Wine from the laboratory | free press

by time news

With us you can buy a bottle of the famous Dom Pérignon champagne for 50 euros instead of 200 euros! An offer that doesn’t sound bad. But is the content really real? At least it was the offer.

In 2016, the start-up “Ava Winery” in San Francisco attracted worldwide attention. His big promise was to produce a bottle of 1992 Dom Pérignon for a quarter of the price. Grapes should no longer be necessary for this, but only the molecules or components of a wine. This includes amino acids, sugars, ethanol, acids and volatile organic compounds. Because in the Ava Winery, wine was produced in the laboratory, without fermentation, within 15 minutes. “We create a digital copy and make our own product out of it,” said company founder Lee at the time. Nothing has been heard from him since 2018. However, the dream is not over and haunts the wine industry again and again.

The commercial path for this type of wine has already been paved. Synthetic production processes are banned in Germany, but the sale of so-called artificial wines is permitted in the EU when the wine trade agreement came into force in 2006. There is analogue cheese and there is analogue ham. Why not also artificial wine?

According to Professor Helmut Guth, food chemist and aroma specialist at the University of Wuppertal, that would not be a problem. As early as 1997 he artificially produced a wine, namely a Gewürztraminer. Deliberately a white wine, since a red wine might be too complex and even more difficult to “clone”.

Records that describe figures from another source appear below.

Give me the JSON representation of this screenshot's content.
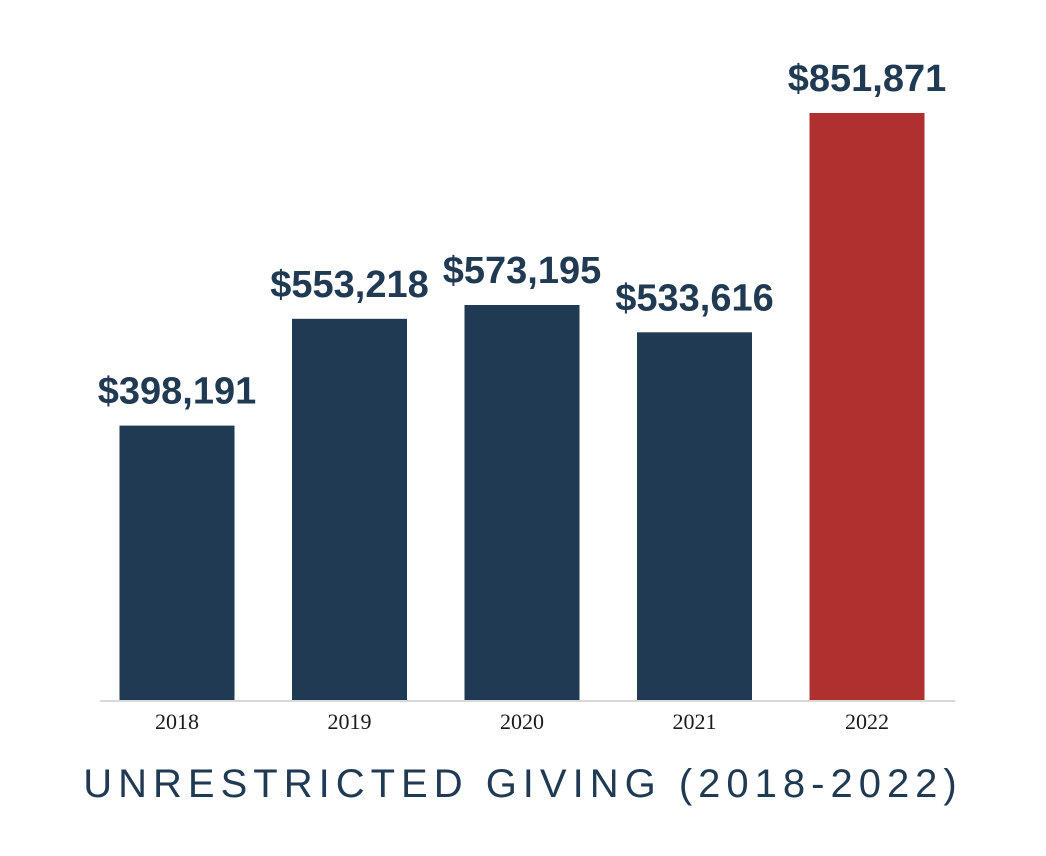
{
  "chart_data": {
    "type": "bar",
    "title": "UNRESTRICTED GIVING (2018-2022)",
    "categories": [
      "2018",
      "2019",
      "2020",
      "2021",
      "2022"
    ],
    "values": [
      398191,
      553218,
      573195,
      533616,
      851871
    ],
    "value_labels": [
      "$398,191",
      "$553,218",
      "$573,195",
      "$533,616",
      "$851,871"
    ],
    "ylim": [
      0,
      900000
    ],
    "grid": false,
    "legend": "none",
    "colors": {
      "default_bar": "#1f3a52",
      "highlight_bar": "#b03030",
      "axis_line": "#d9d9d9"
    },
    "highlight_index": 4
  }
}
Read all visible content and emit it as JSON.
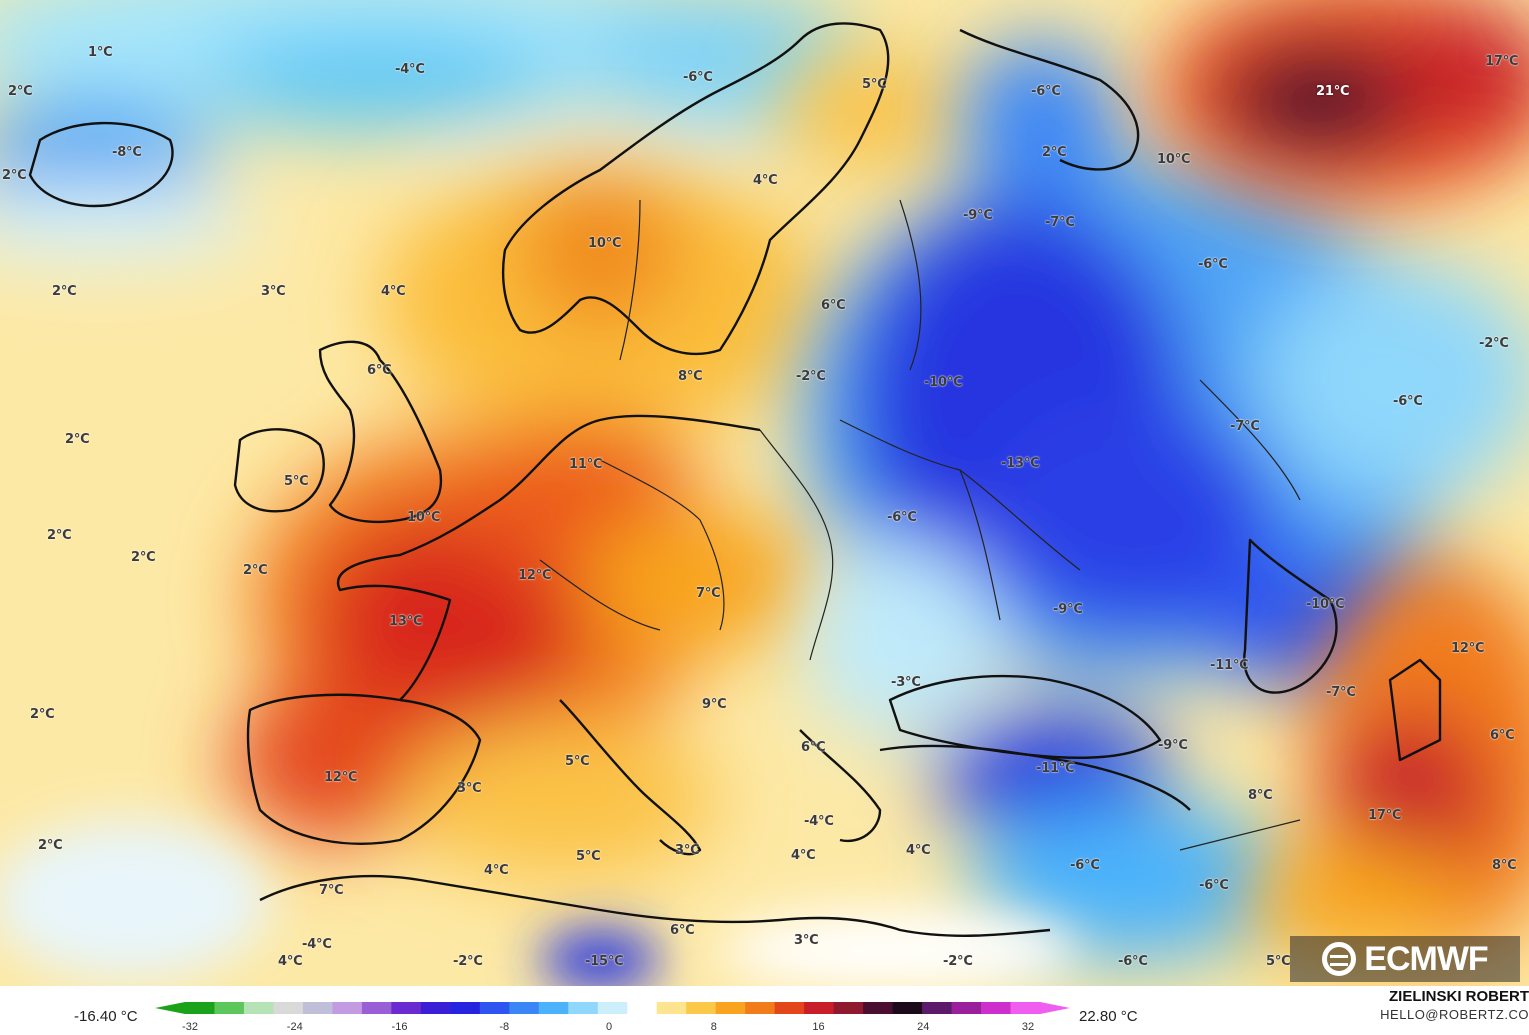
{
  "map": {
    "labels": [
      {
        "text": "1°C"
      },
      {
        "text": "-4°C"
      },
      {
        "text": "2°C"
      },
      {
        "text": "-8°C"
      },
      {
        "text": "2°C"
      },
      {
        "text": "-6°C"
      },
      {
        "text": "5°C"
      },
      {
        "text": "-6°C"
      },
      {
        "text": "21°C"
      },
      {
        "text": "17°C"
      },
      {
        "text": "2°C"
      },
      {
        "text": "10°C"
      },
      {
        "text": "4°C"
      },
      {
        "text": "-9°C"
      },
      {
        "text": "-7°C"
      },
      {
        "text": "10°C"
      },
      {
        "text": "-6°C"
      },
      {
        "text": "2°C"
      },
      {
        "text": "3°C"
      },
      {
        "text": "4°C"
      },
      {
        "text": "6°C"
      },
      {
        "text": "6°C"
      },
      {
        "text": "-2°C"
      },
      {
        "text": "8°C"
      },
      {
        "text": "-2°C"
      },
      {
        "text": "-10°C"
      },
      {
        "text": "-6°C"
      },
      {
        "text": "2°C"
      },
      {
        "text": "-7°C"
      },
      {
        "text": "-13°C"
      },
      {
        "text": "11°C"
      },
      {
        "text": "5°C"
      },
      {
        "text": "10°C"
      },
      {
        "text": "-6°C"
      },
      {
        "text": "2°C"
      },
      {
        "text": "2°C"
      },
      {
        "text": "2°C"
      },
      {
        "text": "12°C"
      },
      {
        "text": "7°C"
      },
      {
        "text": "-10°C"
      },
      {
        "text": "13°C"
      },
      {
        "text": "-9°C"
      },
      {
        "text": "12°C"
      },
      {
        "text": "-11°C"
      },
      {
        "text": "-3°C"
      },
      {
        "text": "-7°C"
      },
      {
        "text": "2°C"
      },
      {
        "text": "9°C"
      },
      {
        "text": "6°C"
      },
      {
        "text": "-9°C"
      },
      {
        "text": "6°C"
      },
      {
        "text": "-11°C"
      },
      {
        "text": "12°C"
      },
      {
        "text": "5°C"
      },
      {
        "text": "3°C"
      },
      {
        "text": "8°C"
      },
      {
        "text": "17°C"
      },
      {
        "text": "-4°C"
      },
      {
        "text": "2°C"
      },
      {
        "text": "5°C"
      },
      {
        "text": "3°C"
      },
      {
        "text": "4°C"
      },
      {
        "text": "4°C"
      },
      {
        "text": "-6°C"
      },
      {
        "text": "4°C"
      },
      {
        "text": "-6°C"
      },
      {
        "text": "8°C"
      },
      {
        "text": "7°C"
      },
      {
        "text": "6°C"
      },
      {
        "text": "3°C"
      },
      {
        "text": "-4°C"
      },
      {
        "text": "4°C"
      },
      {
        "text": "-2°C"
      },
      {
        "text": "-15°C"
      },
      {
        "text": "-2°C"
      },
      {
        "text": "-6°C"
      },
      {
        "text": "5°C"
      }
    ]
  },
  "logo": {
    "text": "ECMWF"
  },
  "colorbar": {
    "min_label": "-16.40 °C",
    "max_label": "22.80 °C",
    "ticks": [
      "-32",
      "-24",
      "-16",
      "-8",
      "0",
      "8",
      "16",
      "24",
      "32"
    ],
    "colors": [
      "#1aa31a",
      "#5cc85c",
      "#b5e3b5",
      "#d9d9d9",
      "#bfbfd9",
      "#c49ae0",
      "#9a5fd6",
      "#6a2bd0",
      "#3b1fd6",
      "#2424e0",
      "#2f55f0",
      "#3a86f7",
      "#4cb3fb",
      "#8fd7fb",
      "#cdeffb",
      "#ffffff",
      "#fde58f",
      "#fcc84a",
      "#f8a41e",
      "#f27c1a",
      "#e4461c",
      "#c81e2a",
      "#8f1a30",
      "#4a0f30",
      "#1c0a1a",
      "#5c1a6a",
      "#9a1f9a",
      "#cc2fcc",
      "#f05ef0"
    ]
  },
  "credit": {
    "name": "ZIELINSKI ROBERT",
    "email": "HELLO@ROBERTZ.CO"
  }
}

Every wine drinker knows that a wine has its own aroma profile. Using gas chromatography, in which the drink is heated and the ingredients are filtered out of the gas mixture, Guth discovered 600 odors and flavors in the white wine. Just 25 was enough for him, which he released in a water-ethanol mixture to recreate the taste of the original. Guth combined these elements with the wine lactone, a chemical compound that is crucial for the taste of the wine. Guth was the first in the world to prove it.

In practice, the analogue wine was able to hold its own with many laypeople and experts. At least in the parallel tasting of simple industrial wines and the artist, there was no winner. However, the laboratory analyzes could not deceive. The glycerin content and the much too high ratio of glycerin to alcohol as well as the lack of minerals could certainly be corrected with a little research. The artificial wine contained no phenols, polyphenols and shikimic acid, which should not be a major hurdle for today’s science.

Allegedly, however, the attractive properties in combination with food or in the aging behavior were missing. And to imitate this should be quite a big hurdle. Luckily, the biggest hurdle is the price. Because it is still much more lucrative to produce a bad cheap wine than an artificial wine – at least for now.

Silvio Nitzsche is Sommelier and runs the WeinKulturBar in Dresden.